Начавшиеся после этого переговоры были сложными, однако их суть стала ясной, когда оттоманский министр иностранных дел Рифаат-паша предупредил Меншикова: «Не доводите нас до крайности, или вы заставите нас броситься в другие объятья». Поняв намек относительно возможного вмешательства Британии или Франции на стороне Турции, Меншиков отказался от российских требований в отношении обязывающего дипломатического договора и заявил, что «свободного, но торжественного обещания» султана будет достаточно. Однако турки, на которых оказывал сильное давление ярый русофоб и британский посол Стрэдфорд Каннинг, отказались это сделать, и в результате возникшая в результате ситуация стала указывать на возможность начала войны.

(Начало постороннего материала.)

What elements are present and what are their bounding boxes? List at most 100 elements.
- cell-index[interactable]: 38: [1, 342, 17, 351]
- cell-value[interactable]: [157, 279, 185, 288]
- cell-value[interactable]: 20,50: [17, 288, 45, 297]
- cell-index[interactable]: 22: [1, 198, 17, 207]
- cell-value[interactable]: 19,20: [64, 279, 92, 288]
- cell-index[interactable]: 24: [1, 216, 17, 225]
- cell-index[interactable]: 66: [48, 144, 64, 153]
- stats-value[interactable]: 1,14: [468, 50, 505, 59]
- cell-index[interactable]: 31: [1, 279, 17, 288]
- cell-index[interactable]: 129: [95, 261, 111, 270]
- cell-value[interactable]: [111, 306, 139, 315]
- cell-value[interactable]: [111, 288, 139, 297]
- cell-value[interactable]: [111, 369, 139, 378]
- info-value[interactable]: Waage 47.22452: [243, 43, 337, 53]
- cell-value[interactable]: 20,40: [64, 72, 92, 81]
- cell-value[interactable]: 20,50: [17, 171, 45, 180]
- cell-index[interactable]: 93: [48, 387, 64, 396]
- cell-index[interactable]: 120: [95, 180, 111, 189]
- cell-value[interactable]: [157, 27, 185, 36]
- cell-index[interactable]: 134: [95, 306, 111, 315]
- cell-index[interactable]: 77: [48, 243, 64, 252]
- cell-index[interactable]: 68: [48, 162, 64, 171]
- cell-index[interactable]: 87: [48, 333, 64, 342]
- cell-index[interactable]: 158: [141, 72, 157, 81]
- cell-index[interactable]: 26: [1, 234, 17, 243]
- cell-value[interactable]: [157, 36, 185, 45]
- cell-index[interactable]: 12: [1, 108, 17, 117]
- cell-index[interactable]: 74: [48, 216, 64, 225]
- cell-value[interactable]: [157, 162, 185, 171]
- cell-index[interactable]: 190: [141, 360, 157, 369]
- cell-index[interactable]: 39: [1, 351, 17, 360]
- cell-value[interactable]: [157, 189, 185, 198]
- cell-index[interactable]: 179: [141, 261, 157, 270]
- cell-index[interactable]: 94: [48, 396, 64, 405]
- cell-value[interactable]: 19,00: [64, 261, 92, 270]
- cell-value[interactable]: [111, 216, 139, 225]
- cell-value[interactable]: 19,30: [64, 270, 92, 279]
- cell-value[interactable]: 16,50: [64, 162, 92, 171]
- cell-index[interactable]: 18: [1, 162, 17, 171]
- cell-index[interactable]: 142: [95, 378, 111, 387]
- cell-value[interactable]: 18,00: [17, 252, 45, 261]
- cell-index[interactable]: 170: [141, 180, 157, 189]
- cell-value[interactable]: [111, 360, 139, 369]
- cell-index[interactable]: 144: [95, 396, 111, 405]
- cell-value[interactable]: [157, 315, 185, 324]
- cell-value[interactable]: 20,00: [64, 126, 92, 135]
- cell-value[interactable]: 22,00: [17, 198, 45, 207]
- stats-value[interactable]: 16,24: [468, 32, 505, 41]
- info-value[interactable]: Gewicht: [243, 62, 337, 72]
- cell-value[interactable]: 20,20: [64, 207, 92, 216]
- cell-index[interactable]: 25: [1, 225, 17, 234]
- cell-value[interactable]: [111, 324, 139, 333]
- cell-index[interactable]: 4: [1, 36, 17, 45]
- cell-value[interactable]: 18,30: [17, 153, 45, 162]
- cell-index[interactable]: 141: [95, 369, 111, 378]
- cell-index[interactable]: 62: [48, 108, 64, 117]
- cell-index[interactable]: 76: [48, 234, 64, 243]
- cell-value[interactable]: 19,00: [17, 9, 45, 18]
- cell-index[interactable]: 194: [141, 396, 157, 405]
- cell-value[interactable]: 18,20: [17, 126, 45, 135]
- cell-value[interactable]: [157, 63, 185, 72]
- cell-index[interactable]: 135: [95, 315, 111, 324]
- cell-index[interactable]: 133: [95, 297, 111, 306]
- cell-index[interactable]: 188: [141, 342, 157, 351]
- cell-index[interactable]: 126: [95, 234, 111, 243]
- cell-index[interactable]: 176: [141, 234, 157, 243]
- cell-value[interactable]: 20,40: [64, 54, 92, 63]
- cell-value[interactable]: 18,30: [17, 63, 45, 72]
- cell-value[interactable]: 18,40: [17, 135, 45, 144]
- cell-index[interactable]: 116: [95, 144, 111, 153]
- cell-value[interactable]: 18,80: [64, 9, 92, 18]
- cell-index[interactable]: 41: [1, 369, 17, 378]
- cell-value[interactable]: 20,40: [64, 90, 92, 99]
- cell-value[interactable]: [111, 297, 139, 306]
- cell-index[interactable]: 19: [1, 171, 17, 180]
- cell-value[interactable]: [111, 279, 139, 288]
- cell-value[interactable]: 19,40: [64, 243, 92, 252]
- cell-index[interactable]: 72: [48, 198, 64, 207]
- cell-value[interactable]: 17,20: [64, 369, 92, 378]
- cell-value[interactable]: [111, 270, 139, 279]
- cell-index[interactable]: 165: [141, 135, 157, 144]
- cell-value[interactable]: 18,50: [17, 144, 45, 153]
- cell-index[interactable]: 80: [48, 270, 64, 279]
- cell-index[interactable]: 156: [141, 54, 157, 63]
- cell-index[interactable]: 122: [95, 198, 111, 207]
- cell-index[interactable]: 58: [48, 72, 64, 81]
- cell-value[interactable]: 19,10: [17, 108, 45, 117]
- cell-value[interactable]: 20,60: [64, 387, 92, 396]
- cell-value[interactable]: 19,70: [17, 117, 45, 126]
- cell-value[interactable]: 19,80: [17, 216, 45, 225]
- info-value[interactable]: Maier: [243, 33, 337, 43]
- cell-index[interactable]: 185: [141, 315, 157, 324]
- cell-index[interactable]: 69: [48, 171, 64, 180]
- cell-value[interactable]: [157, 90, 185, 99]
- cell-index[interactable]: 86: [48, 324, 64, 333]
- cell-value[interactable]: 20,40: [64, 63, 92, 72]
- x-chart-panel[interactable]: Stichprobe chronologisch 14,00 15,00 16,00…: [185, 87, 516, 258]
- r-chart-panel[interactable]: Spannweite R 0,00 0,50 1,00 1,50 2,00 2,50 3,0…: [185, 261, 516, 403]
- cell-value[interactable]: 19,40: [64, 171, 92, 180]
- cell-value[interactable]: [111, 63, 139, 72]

Россия сделала первый шаг, когда царские войска в начале 1853 года форсировали реку Прут. Однако энтузиазм по поводу войны увеличивался с обеих сторон. Именно оттоманы, а не русские, отвергли предложенный в Вене посреднический план. Именно в Константинополе в сентябре стали проходить демонстрации в поддержку исламской священной войны. Именно оттоманы, а не русские, первыми объявили войну. Даже приняв спустя четыре недели решение относительно вступления в войну, русские, имевшие подавляющее преимущество на всех фронтах, медлили, поскольку не были уверены в намерениях Британии и Франции. Получив ультиматум из Лондона, в котором говорилось, что Британия ничего не будет предпринимать, если только российские войска не форсируют Дунай или не начнут атаковать черноморские берега Турции, Николай I был взбешен: «Это бесчестно!» — воскликнул он. Лишь после провокационных действий более слабого оттоманского флота вблизи базы в Севастополе российский флот 30 ноября 1853 года начал обстрел Синопа и тем самым предоставил Франции и Британии casus belli, то есть повод для начала войны.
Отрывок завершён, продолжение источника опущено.